Everyone in my family who empties the kitchen trash: put another bag in the can. And, if you don’t, you don’t get to laugh at Mommy when she swears after dropping a handful of disgusting into the unlined can.
While we’re on family issues . . . darling children, why should Mommy help you clean the toxic waste dumps you call your rooms? You have no idea how little I care if you can’t find your panda pajamas or the T-shirt that your girlfriend likes to wear because it smells like you. In my time, mothers closed the door on their children’s messes. I am not about to dishonor my mother’s advice and she’s dead so she can’t tell you that her mother cleaned her room every day. I am nobody’s grandmother, though you love reminding me that I’m old enough to have birthed half of your friends’ parents. By the way, this does not make Mommy want to clean your room, either.
And last, but not least, can we put the Christmas/Xmas/Holidays thing to rest? Nobody’s trying to take the Christ out of Christmas by using Xmas. Actually, didn’t Christmas start out without Christ in it? So really, were putting Christ in Christmas every year. I’m just sayin’.
That brings us to holiday greetings. Can’t say “Merry Christmas” because it tends to leave out the people who celebrate Hanukkah, Diwali, Kwanza, though I’m not sure that’s supposed to be “merry” so much as meaningful. There’s “Happy Holidays.” While it’s inclusive–probably too inclusive for atheists–it’s kind of wishy-washy. Naturally, we could say “Happy Festivus” but I’m pretty sure that leaves more people than in includes.
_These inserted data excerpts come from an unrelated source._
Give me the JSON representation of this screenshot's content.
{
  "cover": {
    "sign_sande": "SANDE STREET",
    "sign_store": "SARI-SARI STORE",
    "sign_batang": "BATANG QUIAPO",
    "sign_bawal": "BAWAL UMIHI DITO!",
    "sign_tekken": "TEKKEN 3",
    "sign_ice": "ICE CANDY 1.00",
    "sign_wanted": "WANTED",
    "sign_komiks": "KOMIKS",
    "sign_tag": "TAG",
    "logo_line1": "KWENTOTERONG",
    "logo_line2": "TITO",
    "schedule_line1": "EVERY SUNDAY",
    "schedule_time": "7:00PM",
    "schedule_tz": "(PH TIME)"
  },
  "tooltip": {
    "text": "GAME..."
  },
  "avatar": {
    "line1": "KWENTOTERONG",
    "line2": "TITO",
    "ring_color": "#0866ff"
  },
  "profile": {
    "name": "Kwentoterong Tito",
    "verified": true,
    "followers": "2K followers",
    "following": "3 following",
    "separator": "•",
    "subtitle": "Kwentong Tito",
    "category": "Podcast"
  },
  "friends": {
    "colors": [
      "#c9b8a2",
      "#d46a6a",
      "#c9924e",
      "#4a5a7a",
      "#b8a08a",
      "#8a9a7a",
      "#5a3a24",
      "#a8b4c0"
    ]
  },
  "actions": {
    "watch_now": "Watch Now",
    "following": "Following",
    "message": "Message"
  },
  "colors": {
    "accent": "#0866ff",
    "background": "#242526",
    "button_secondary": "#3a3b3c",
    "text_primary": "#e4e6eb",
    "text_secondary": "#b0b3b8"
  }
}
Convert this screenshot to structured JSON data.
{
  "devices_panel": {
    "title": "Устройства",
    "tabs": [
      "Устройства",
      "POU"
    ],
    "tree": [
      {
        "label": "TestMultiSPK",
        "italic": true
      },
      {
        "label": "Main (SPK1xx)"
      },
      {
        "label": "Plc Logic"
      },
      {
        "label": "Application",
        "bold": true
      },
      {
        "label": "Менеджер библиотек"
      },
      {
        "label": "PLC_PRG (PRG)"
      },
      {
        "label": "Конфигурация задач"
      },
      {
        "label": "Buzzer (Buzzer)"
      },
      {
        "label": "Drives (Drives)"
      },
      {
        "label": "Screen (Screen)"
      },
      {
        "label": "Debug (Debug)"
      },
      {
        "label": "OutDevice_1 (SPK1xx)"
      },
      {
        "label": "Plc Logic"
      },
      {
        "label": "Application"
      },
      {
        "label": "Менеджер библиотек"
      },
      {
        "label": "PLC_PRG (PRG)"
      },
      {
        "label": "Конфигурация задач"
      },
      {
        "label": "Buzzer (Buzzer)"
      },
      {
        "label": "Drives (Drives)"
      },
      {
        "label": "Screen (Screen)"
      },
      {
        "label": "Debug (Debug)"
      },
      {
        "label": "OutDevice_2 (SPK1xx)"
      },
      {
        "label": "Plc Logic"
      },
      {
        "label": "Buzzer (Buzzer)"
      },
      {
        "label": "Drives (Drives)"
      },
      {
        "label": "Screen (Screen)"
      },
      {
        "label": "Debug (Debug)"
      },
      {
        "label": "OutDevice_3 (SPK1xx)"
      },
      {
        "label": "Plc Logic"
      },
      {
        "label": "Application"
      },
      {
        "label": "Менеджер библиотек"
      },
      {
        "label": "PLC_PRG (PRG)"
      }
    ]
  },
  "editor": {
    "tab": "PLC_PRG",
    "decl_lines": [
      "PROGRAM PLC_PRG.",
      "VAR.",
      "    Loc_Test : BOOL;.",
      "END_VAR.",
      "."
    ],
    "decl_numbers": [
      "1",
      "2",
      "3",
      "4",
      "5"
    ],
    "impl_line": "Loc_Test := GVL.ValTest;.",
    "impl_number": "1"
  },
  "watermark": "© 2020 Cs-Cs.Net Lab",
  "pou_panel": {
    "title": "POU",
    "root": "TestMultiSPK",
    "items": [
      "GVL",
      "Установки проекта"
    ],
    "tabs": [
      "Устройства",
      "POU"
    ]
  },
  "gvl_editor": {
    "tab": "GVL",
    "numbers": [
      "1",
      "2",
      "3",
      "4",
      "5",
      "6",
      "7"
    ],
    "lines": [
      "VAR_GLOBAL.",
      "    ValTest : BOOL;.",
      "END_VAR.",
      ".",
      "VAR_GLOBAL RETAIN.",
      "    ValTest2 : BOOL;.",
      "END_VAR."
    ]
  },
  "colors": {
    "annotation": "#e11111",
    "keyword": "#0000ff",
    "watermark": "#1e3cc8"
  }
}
Besides, most of my friends would just look at me with a blank stare. Okay, I’m kind of used to that, but I don’t like to knowingly solicit it.
I was going to propose we say “Peace be with you,” but that reminds me of that oh-so-uncomfortable moment in church services where you are forced encouraged to greet the people around you. If I wanted to say something to them, I would have. Don’t make me clasp their hand and try to say something sincere when all I can think of is the germs that are getting spread at the height of flu season.
I don’t like to point out a problem and not have a solution, but I don’t have anything witty or profound to say in place of “have a good one” during the holiday season. But I have a great idea for what to think:
Peace on Earth, good will to all. May you live in safety and be happy.